Back again, but this time with a problem in my prediction following a randomforest analysis.
I know I'm close to the solution, but I can't find anything to fix the problem.

Explanations:
I'm dealing with parcel data (so with lots of NAs everywhere, because otherwise it would be too simple). I have initiated a randomforest which should help me to predict if my specimens are type A or B. Everything is going well on the randomforest side, it's going well, no worries. The bottom hurts as soon as I try to run the predictions on a new data sample (called species_to_predict). I feel like the script is locking on NA rather than making the "no worries" prediction.
I don't know if I'm being very clear, but here's the excerpt from the code:

> species.rf <- randomForest(species.imputed[,1:42], species$hyo_ortho)
> predicted = predict(species.rf, newdata = species_to_predict)

For the randomForest, the selection is only made on 42 of the 43 columns, the last one being my famous A or B (hyo_ortho) types, in order to respect the dimensions.
And so, if I run the script, without surprise I get :

Error in predict.randomForest(species.rf, newdata = species_to_predict, : 
  missing values in newdata

How do you get the script not to read NA and the prediction to "grace" the rest?
Thank you in advance.

So, I tried to do the prediction with also an impute newdataset (I had to impute previously my original dataset "species.rf").
But the problem is that I impute my "sepcies.rf" with my [43] column, wich is my discriminative character (type A ou B).
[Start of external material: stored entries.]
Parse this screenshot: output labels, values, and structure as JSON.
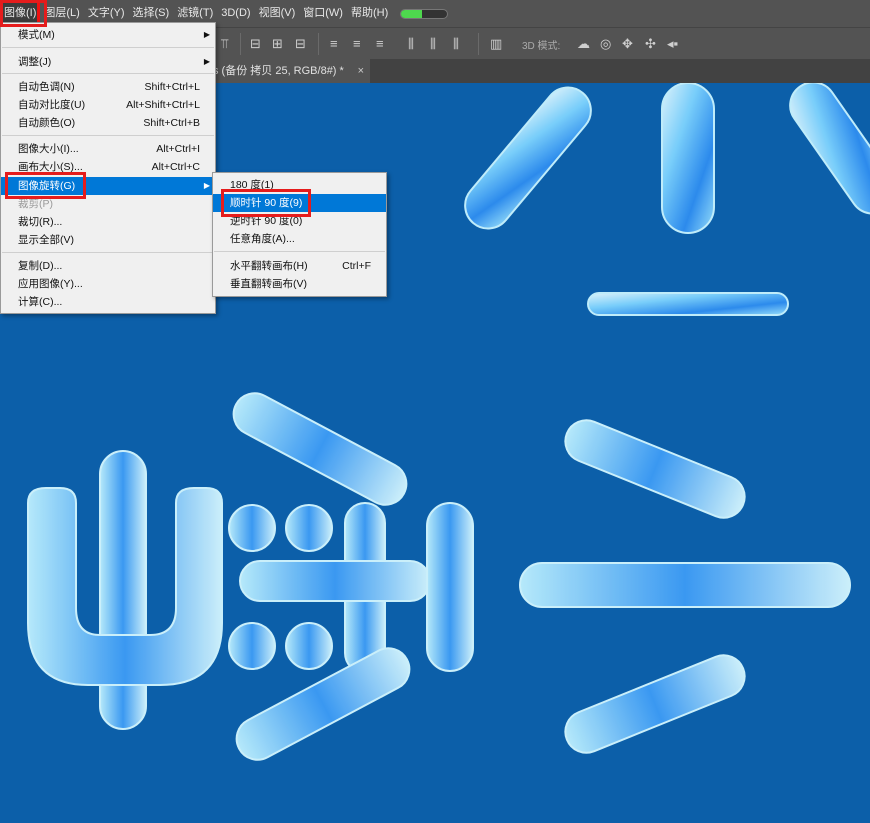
{
  "menubar": {
    "items": [
      {
        "label": "图像(I)",
        "active": true
      },
      {
        "label": "图层(L)"
      },
      {
        "label": "文字(Y)"
      },
      {
        "label": "选择(S)"
      },
      {
        "label": "滤镜(T)"
      },
      {
        "label": "3D(D)"
      },
      {
        "label": "视图(V)"
      },
      {
        "label": "窗口(W)"
      },
      {
        "label": "帮助(H)"
      }
    ],
    "progress": 0.45
  },
  "optbar": {
    "mode_label": "3D 模式:"
  },
  "document_tab": {
    "title": "s (备份 拷贝 25, RGB/8#) *",
    "close": "×"
  },
  "image_menu": {
    "items": [
      {
        "label": "模式(M)",
        "submenu": true
      },
      {
        "label": "调整(J)",
        "submenu": true
      },
      {
        "label": "自动色调(N)",
        "shortcut": "Shift+Ctrl+L"
      },
      {
        "label": "自动对比度(U)",
        "shortcut": "Alt+Shift+Ctrl+L"
      },
      {
        "label": "自动颜色(O)",
        "shortcut": "Shift+Ctrl+B"
      },
      {
        "label": "图像大小(I)...",
        "shortcut": "Alt+Ctrl+I"
      },
      {
        "label": "画布大小(S)...",
        "shortcut": "Alt+Ctrl+C"
      },
      {
        "label": "图像旋转(G)",
        "submenu": true,
        "highlighted": true
      },
      {
        "label": "裁剪(P)",
        "disabled": true
      },
      {
        "label": "裁切(R)..."
      },
      {
        "label": "显示全部(V)"
      },
      {
        "label": "复制(D)..."
      },
      {
        "label": "应用图像(Y)..."
      },
      {
        "label": "计算(C)..."
      }
    ]
  },
  "rotate_submenu": {
    "items": [
      {
        "label": "180 度(1)"
      },
      {
        "label": "顺时针 90 度(9)",
        "highlighted": true
      },
      {
        "label": "逆时针 90 度(0)"
      },
      {
        "label": "任意角度(A)..."
      },
      {
        "label": "水平翻转画布(H)",
        "shortcut": "Ctrl+F"
      },
      {
        "label": "垂直翻转画布(V)"
      }
    ]
  },
  "colors": {
    "canvas_bg": "#0c5fa9",
    "ui_dark": "#535353",
    "menu_highlight": "#0078d7",
    "annotation_red": "#e51c1c"
  },
  "icons": [
    "align-top-icon",
    "align-vcenter-icon",
    "align-bottom-icon",
    "align-left-icon",
    "align-hcenter-icon",
    "align-right-icon",
    "distribute-icon",
    "auto-align-icon",
    "orbit-3d-icon",
    "roll-3d-icon",
    "pan-3d-icon",
    "slide-3d-icon",
    "scale-3d-icon"
  ]
}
And I can't impute my newdata with the same column 'cause it's the character that we are searching about. So I tried with a another with no missing value character of my newdata.
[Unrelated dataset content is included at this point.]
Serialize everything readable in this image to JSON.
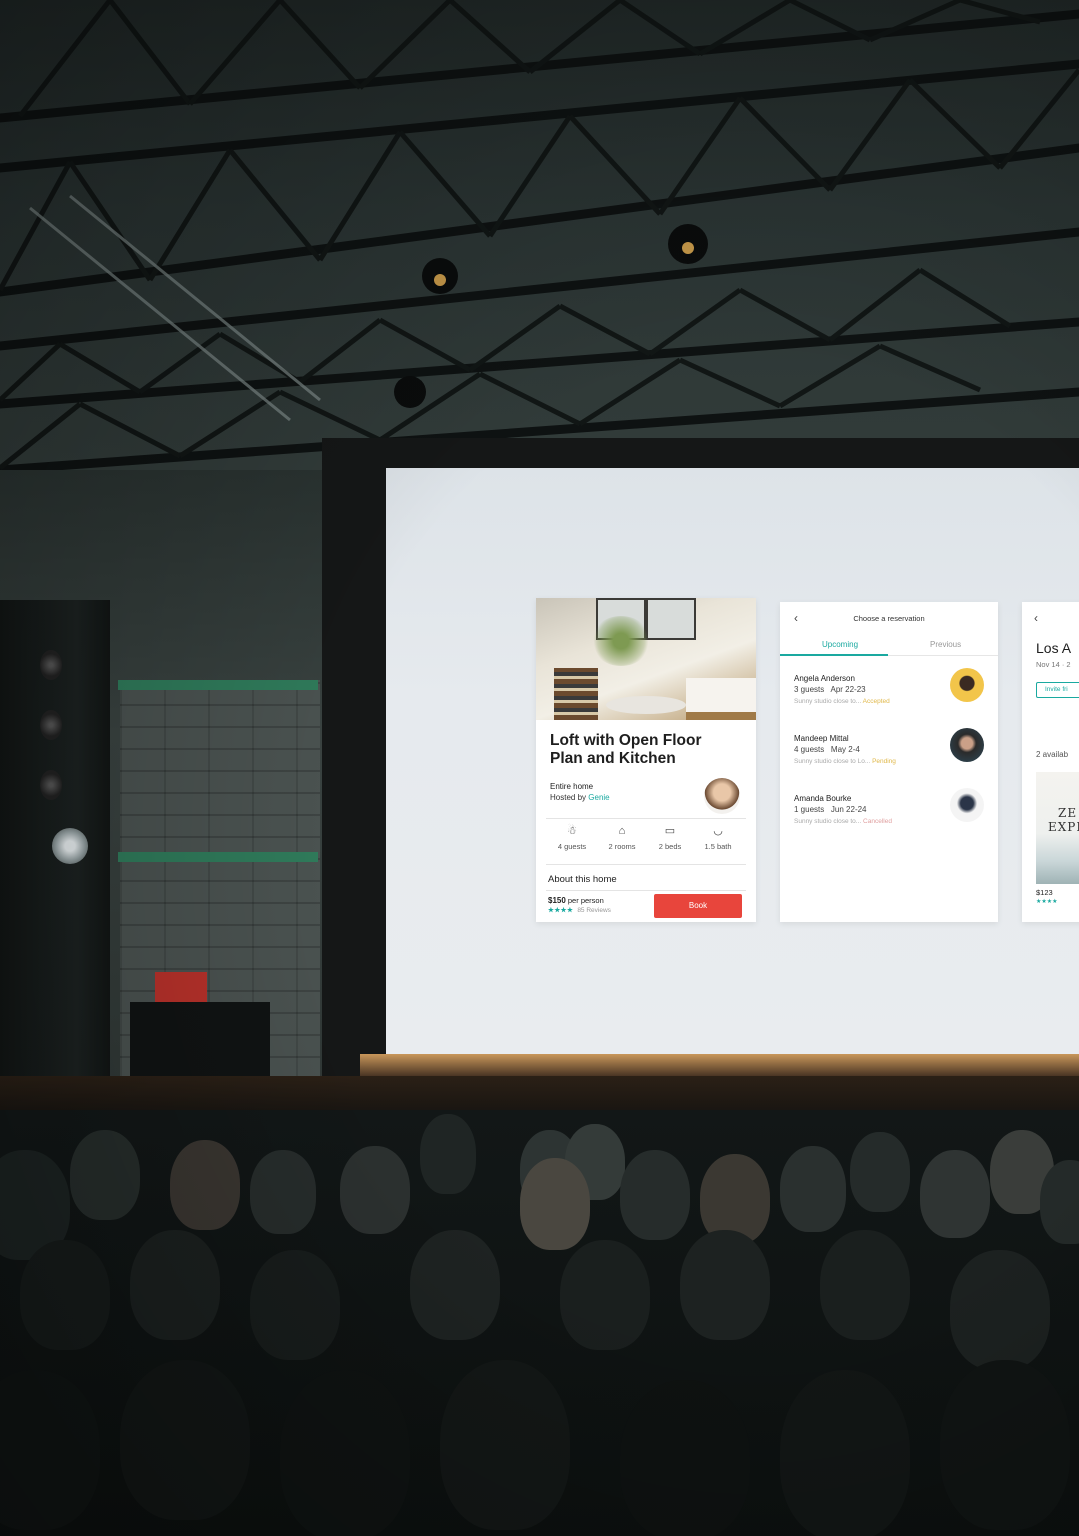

I have this error message :

> predicted=predict(species.rf,newdata=species-to-pred.imputed)
Error in predict.randomForest(species.rf, newdata = species_to_pred.imputed) : 
  variables in the training data missing in newdata

I really desesperate... I don't understand how to fix my problem to have a prediction on a new dataset...

No, I have a rather patchy matrix in terms of data since it is observable data. My two matrices species & species_to_predict have exactly the same column names for the columns [1:42]. I even redid a c/c just in case...
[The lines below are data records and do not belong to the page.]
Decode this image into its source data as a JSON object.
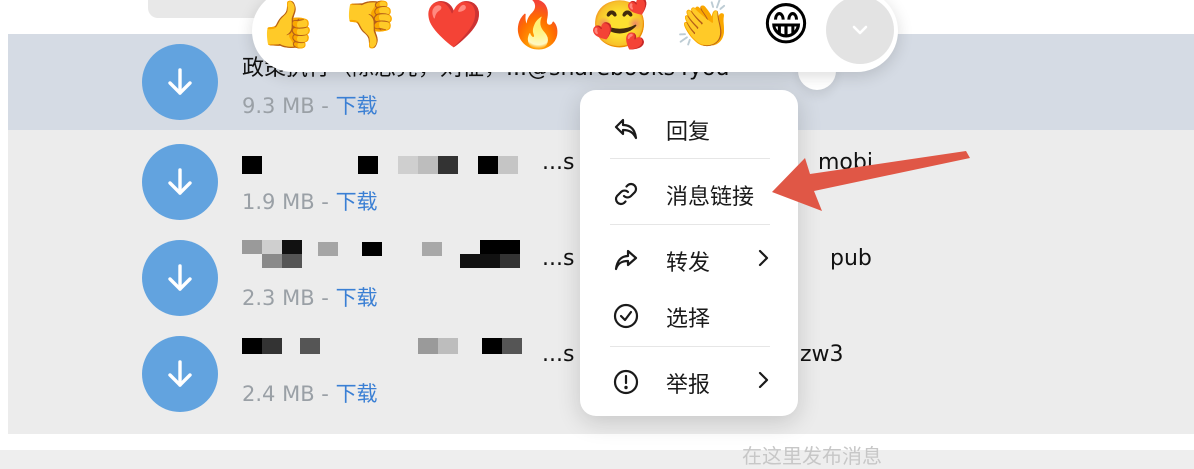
{
  "messages": [
    {
      "name": "政策执行（陈思亮，刘征，...@sharebooks4you",
      "size": "9.3 MB",
      "sep": "-",
      "action": "下载"
    },
    {
      "name": "...s",
      "name_tail": "mobi",
      "size": "1.9 MB",
      "sep": "-",
      "action": "下载"
    },
    {
      "name": "...s",
      "name_tail": "pub",
      "size": "2.3 MB",
      "sep": "-",
      "action": "下载"
    },
    {
      "name": "...s",
      "name_tail": "zw3",
      "size": "2.4 MB",
      "sep": "-",
      "action": "下载"
    }
  ],
  "reactions": [
    "👍",
    "👎",
    "❤️",
    "🔥",
    "🥰",
    "👏",
    "😁"
  ],
  "reaction_icons": [
    "thumbs-up",
    "thumbs-down",
    "red-heart",
    "fire",
    "smiling-face-with-hearts",
    "clapping-hands",
    "grinning-face"
  ],
  "context_menu": {
    "reply": "回复",
    "message_link": "消息链接",
    "forward": "转发",
    "select": "选择",
    "report": "举报"
  },
  "input_hint": "在这里发布消息",
  "colors": {
    "accent": "#62a3df",
    "link": "#3a7fd4",
    "selected_row": "#d5dbe4",
    "annotation_arrow": "#e05746"
  }
}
That's why I think the problem comes mainly from the NAs present in species_to_predict (those in the initial matrix were imputed upstream of the randomForest).

Yes I'll try but I'm not very convinced since imputation is used as a benchmark for splitting the randomForest data.
I hope that someone here knows more about it than we do.

Thanks anyway for taking the time to answer :wink:

I'm taking the liberty of making a little up :crossed_fingers:

This topic was automatically closed 21 days after the last reply. New replies are no longer allowed.

Is the only column with NAs the label column in species_to_predict? Does species_to_predict have the same column names as species.imputed[,1:42]?

Predict works by matching column names to the names in the model, but if there are no column names, species_to_predict needs to be the exact same dimension as the design matrix of the model (42 columns)

Yes it will not predict if you have missing values. The answer to how to handle those missing values is beyond my knowledge. I would recommend building an imputation method that doesn't rely on the class label.